LDP includes white milk and other liquid dairy products such as flavoured milk, drinking yoghurt, sweetened condensed milk, lactic acid drinks, baby and toddler milk.
According to the fourth diary index report, last year, around 51% of white milk consumed in developing countries was bought loose and 49% in packages. Sales are forecast to reach a tipping point in 2014 with around 55% of white milk forecast to be sold in packages.
This is expected to climb further towards 70% by 2020, according to Tetra Pak. The company said that rising prosperity and urbanisation in Africa and Latin America will also fuel growth of LDP demand.
According to Tetra Pak, loose milk is typically sold in India, Pakistan, Sri Lanka and Bangladesh. Milkmen carry unpasteurized milk in large metal cans on their bicycles and mopeds from the farm gate to doorsteps or city streets.

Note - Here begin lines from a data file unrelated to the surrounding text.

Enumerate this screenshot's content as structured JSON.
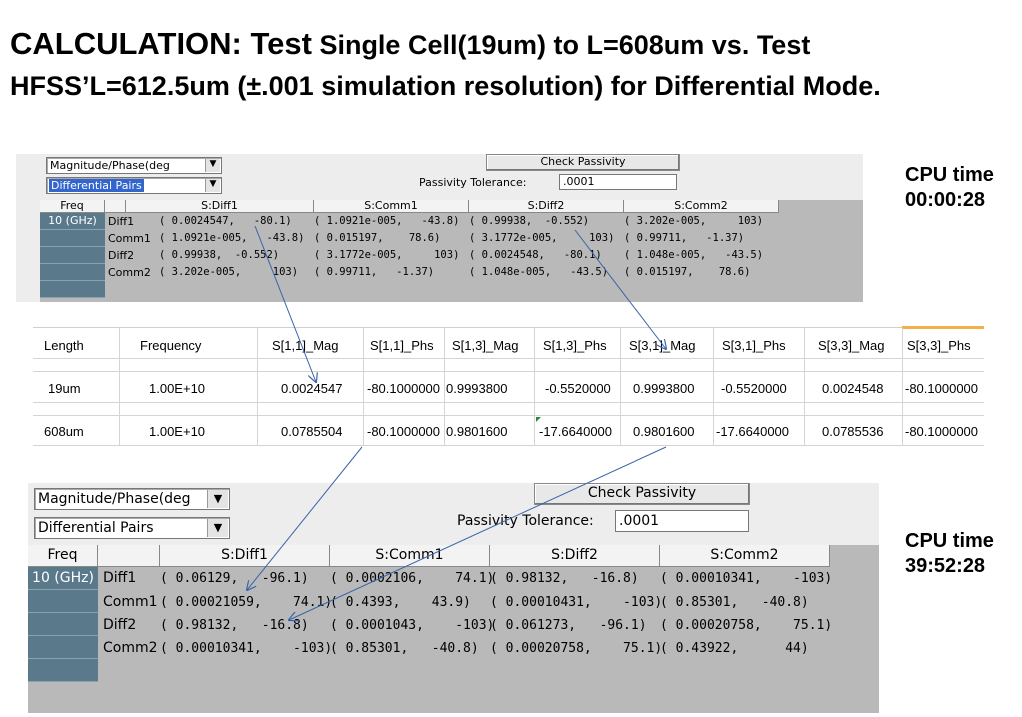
{
  "title": {
    "line1_big": "CALCULATION: Test",
    "line1_rest": " Single Cell(19um)  to  L=608um  vs. Test",
    "line2": "HFSS’L=612.5um (±.001 simulation resolution) for Differential Mode."
  },
  "cpu_top": {
    "label": "CPU time",
    "value": "00:00:28"
  },
  "cpu_bottom": {
    "label": "CPU time",
    "value": "39:52:28"
  },
  "top_panel": {
    "dropdown1": "Magnitude/Phase(deg",
    "dropdown2": "Differential Pairs",
    "check_button": "Check Passivity",
    "tolerance_label": "Passivity Tolerance:",
    "tolerance_value": ".0001",
    "headers": [
      "Freq",
      "S:Diff1",
      "S:Comm1",
      "S:Diff2",
      "S:Comm2"
    ],
    "freq": "10 (GHz)",
    "rows": [
      {
        "label": "Diff1",
        "c1": "( 0.0024547,   -80.1)",
        "c2": "( 1.0921e-005,   -43.8)",
        "c3": "( 0.99938,  -0.552)",
        "c4": "( 3.202e-005,     103)"
      },
      {
        "label": "Comm1",
        "c1": "( 1.0921e-005,   -43.8)",
        "c2": "( 0.015197,    78.6)",
        "c3": "( 3.1772e-005,     103)",
        "c4": "( 0.99711,   -1.37)"
      },
      {
        "label": "Diff2",
        "c1": "( 0.99938,  -0.552)",
        "c2": "( 3.1772e-005,     103)",
        "c3": "( 0.0024548,   -80.1)",
        "c4": "( 1.048e-005,   -43.5)"
      },
      {
        "label": "Comm2",
        "c1": "( 3.202e-005,     103)",
        "c2": "( 0.99711,   -1.37)",
        "c3": "( 1.048e-005,   -43.5)",
        "c4": "( 0.015197,    78.6)"
      }
    ]
  },
  "sheet": {
    "headers": [
      "Length",
      "Frequency",
      "S[1,1]_Mag",
      "S[1,1]_Phs",
      "S[1,3]_Mag",
      "S[1,3]_Phs",
      "S[3,1]_Mag",
      "S[3,1]_Phs",
      "S[3,3]_Mag",
      "S[3,3]_Phs"
    ],
    "rows": [
      [
        "19um",
        "1.00E+10",
        "0.0024547",
        "-80.1000000",
        "0.9993800",
        "-0.5520000",
        "0.9993800",
        "-0.5520000",
        "0.0024548",
        "-80.1000000"
      ],
      [
        "608um",
        "1.00E+10",
        "0.0785504",
        "-80.1000000",
        "0.9801600",
        "-17.6640000",
        "0.9801600",
        "-17.6640000",
        "0.0785536",
        "-80.1000000"
      ]
    ]
  },
  "bottom_panel": {
    "dropdown1": "Magnitude/Phase(deg",
    "dropdown2": "Differential Pairs",
    "check_button": "Check Passivity",
    "tolerance_label": "Passivity Tolerance:",
    "tolerance_value": ".0001",
    "headers": [
      "Freq",
      "S:Diff1",
      "S:Comm1",
      "S:Diff2",
      "S:Comm2"
    ],
    "freq": "10 (GHz)",
    "rows": [
      {
        "label": "Diff1",
        "c1": "( 0.06129,   -96.1)",
        "c2": "( 0.0002106,    74.1)",
        "c3": "( 0.98132,   -16.8)",
        "c4": "( 0.00010341,    -103)"
      },
      {
        "label": "Comm1",
        "c1": "( 0.00021059,    74.1)",
        "c2": "( 0.4393,    43.9)",
        "c3": "( 0.00010431,    -103)",
        "c4": "( 0.85301,   -40.8)"
      },
      {
        "label": "Diff2",
        "c1": "( 0.98132,   -16.8)",
        "c2": "( 0.0001043,    -103)",
        "c3": "( 0.061273,   -96.1)",
        "c4": "( 0.00020758,    75.1)"
      },
      {
        "label": "Comm2",
        "c1": "( 0.00010341,    -103)",
        "c2": "( 0.85301,   -40.8)",
        "c3": "( 0.00020758,    75.1)",
        "c4": "( 0.43922,      44)"
      }
    ]
  },
  "colors": {
    "arrow": "#3a64a8",
    "row_header": "#5a7a8c",
    "grid_bg": "#b9b9b9",
    "sheet_highlight": "#f4b04a"
  }
}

It is poured from the milkman’s can into a jug or bottle.
In India’s largest cities it is estimated that the majority of white milk is already sold packaged. But in the countryside loose milk still dominates.
Sumit Khatter, Marketing Manager, Tetra Pak India said that across India there had been a marked shift towards packaged milk. He said: “People have more money, less time and they have moved away from the countryside. They are increasingly living closer to a city grocery store than a diary farm.”
The report states that the UK was the fourth biggest consumer of milk per capita in 2009, in the world. Gail Scotland, Marketing Manager, Tetra Pak UK said that more people in the UK were living in smaller households or on their own, so there “is an opportunity for invidualised and portion packs to grow in popularity in the UK”.
According to the report, the UK’s LDP consumption is expected to rise by 1% to around seven billion litres from 2009 to 2013 due to a “growing demand for flavoured milk and drinking yoghurt”.
The dairy boom will be most pronounced in Asia, according to Tetra Pak, led by India and China, where increased prosperity and rapid growth of the middle class will spur a significant rise in consumption.
“Surging demand for packaged food will heighten competition for secure supplies of sustainable energy and raw materials,” said Dennis Jönsson, President and CEO, Tetra Pak . “This will amplify the call for greater efficiency, cost control and environmental performance. Global and local players will increasingly compete for growth in developing markets, accelerating consolidation.”